Advances in computer technology are making it possible for Northrop Grumman to tap previously underused capability in the Joint STARS radar, said Bryan Lima, Northrop Grumman’s director of manned command, control, intelligence, surveillance and reconnaissance (C2ISR) programs.

The E-8C Joint STARS. (Air Force photo)
The E-8C Joint STARS. (Air Force photo)

The radar’s limitations “were in the processing equipment of the radar data coming out of the sensor,” Lima said at a Northrop Grumman media briefing at the National Press Club. “As those limitations have gone away with new, modern computing technologies, we’ve now been able to really leverage the true benefit of the actual sensor itself in a lot of ways.”

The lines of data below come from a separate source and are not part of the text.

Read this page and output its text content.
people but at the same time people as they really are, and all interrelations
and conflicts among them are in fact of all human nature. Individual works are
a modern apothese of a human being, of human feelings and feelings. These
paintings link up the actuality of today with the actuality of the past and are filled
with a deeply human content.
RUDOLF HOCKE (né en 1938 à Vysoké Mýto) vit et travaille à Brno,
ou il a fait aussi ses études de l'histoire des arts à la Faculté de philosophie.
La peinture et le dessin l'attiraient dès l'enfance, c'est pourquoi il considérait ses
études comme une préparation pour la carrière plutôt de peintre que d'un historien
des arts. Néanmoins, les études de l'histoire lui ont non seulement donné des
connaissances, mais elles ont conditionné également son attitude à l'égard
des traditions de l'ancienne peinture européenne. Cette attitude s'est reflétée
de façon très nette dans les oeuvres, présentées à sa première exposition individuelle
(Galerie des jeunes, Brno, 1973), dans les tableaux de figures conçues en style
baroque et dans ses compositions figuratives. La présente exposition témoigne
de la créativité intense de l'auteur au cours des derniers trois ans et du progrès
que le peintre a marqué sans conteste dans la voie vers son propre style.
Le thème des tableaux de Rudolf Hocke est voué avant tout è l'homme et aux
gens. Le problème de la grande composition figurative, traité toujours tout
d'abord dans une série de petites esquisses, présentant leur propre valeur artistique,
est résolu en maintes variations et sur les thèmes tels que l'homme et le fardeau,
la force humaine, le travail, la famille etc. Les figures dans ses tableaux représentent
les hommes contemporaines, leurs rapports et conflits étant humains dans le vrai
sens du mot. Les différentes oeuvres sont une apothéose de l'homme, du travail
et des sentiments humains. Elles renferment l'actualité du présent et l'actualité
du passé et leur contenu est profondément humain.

While Lima declined to disclose the specific improvement that Northrop Grumman is pursuing, he noted that Joint STARS can already spot enemy fighters who have dismounted from their vehicles.

“We’ve got a plan to replace or upgrade the existing central computers,” he said. “We’ve also been asked by our customer to add new capability for radar target detection on smaller objects so we can continue to refine the ability of that radar to [detect] increasing, emerging threats.”

The Air Force first deployed Joint STARS in 1991 during the Persian Gulf War. The aircraft has served in every major combat operation since then and has flown more than 130,000 combat hours since the Sept. 11, 2001, terrorist attacks. Its powerful 27-foot-long surveillance radar is housed in a canoe under its forward fuselage.

The Air Force has 16 E-8Cs and will observe the 30th anniversary of the aircraft’s first flight in March 2018. The Air Force plans to fly JSTARS, a modified Boeing 707, until 2030 and is holding a competition for a replacement.

Northrop Grumman, one of three firms vying to provide the successor, is proposing the General Dynamics [GD] Gulfstream G550 business jet. Boeing [BA] is offering a 737 airliner and Lockheed Martin [LMT] is proposing a Bombardier Global 6000 business jet. The Air Force plans to award a contract by March 2018.